Erfahren Sie mehr über unsere Dampfstrahlpumpen:

Nash ist für seine kosteneffektiven Dampfstrahlpumpen weltweit bekannt. Anwendungsingenieure gewährleisten maximale Leistungsvorteile bei gleichzeitiger Optimierung eines Hybridsystems, das auf die Prozesse, Anwendungen und Technologieanforderungen zugeschnitten ist. NASH-Strahlpumpen minimieren die Treibhausgasemissionen und die Verbrauchswerte bei gleichzeitiger Verbesserung der Systemstabilität.

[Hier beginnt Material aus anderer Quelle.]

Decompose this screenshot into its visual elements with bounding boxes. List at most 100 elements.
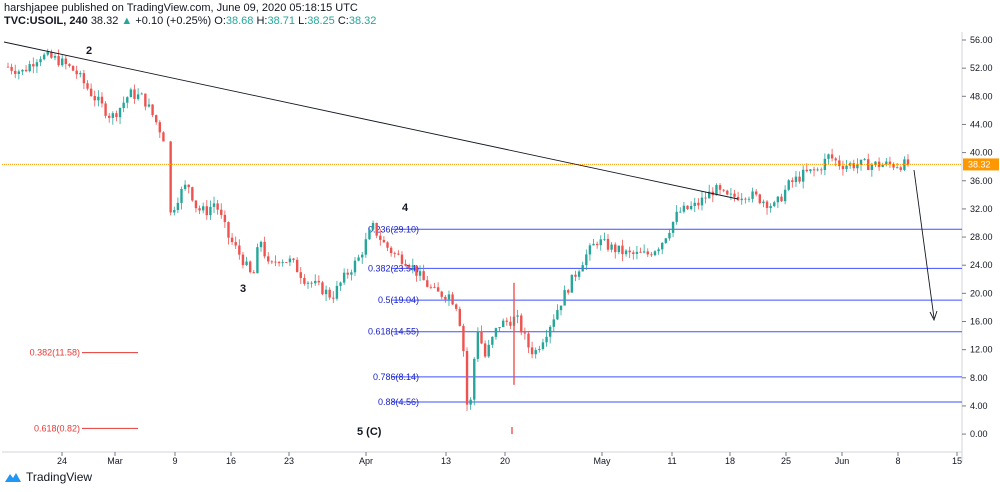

Wie Dampfstrahlpumpen funktionieren – Betriebsprofil

  • Treibdampf mit hohem Druck und niedriger Geschwindigkeit tritt in die Dampfkammer ein und tritt mit niedrigem Druck und hoher Geschwindigkeit (Überschall) durch die Dampfdüse aus.
  • Der Impuls des Dampfstroms reißt den Prozessdampf in die Ansaugkammer mit. Während des Mitreißens und Mischens wird die Geschwindigkeit des Treibmediums reduziert und die des Prozessmediums beschleunigt.
  • Das resultierende Gemisch erreicht im Diffusor Schallgeschwindigkeit, und es bildet sich eine stationäre Stoßwelle, die einen starken Anstieg des Absolutdrucks erzeugt.
  • Im Auslassdiffusor wird die verbliebende Geschwindigkeitsenergie in zusätzliche Druckenergie umgewandelt.

Vorteile einer Dampfstrahlpumpe:

  • keine beweglichen Teile
  • Einfache Bauweise
  • Relativ wartungsarm
  • Erhältlich in einer Vielzahl von Werkstoffen
  • Niedrige Investitionskosten, hoher Nutzwert

Wie lässt sich die Effizienz von Strahlpumpensystemen verbessern?

  • Kombinieren Sie die Vorteile von Strahlpumpen mit denen von Flüssigkeitsring-Vakuumpumpen (Link zu verbundenen Produkten?)
  • Die letzte Stufe der Dampfstrahlvakuumpumpe samt Kondensator kann entfallen und wird durch eine hocheffiziente Flüssigkeitsring-Vakuumpumpe ersetzt.
  • Der Druck des Zwischenstufenkondensators wird optimiert und die Kühlwassermenge kann typischerweise reduziert werden
  • Die Zwischenstufen-Strahlpumpe kann zur weiteren Optimierung des Zwischendrucks und zur Minimierung der Dampfmenge mit neuen Düsen versehen werden.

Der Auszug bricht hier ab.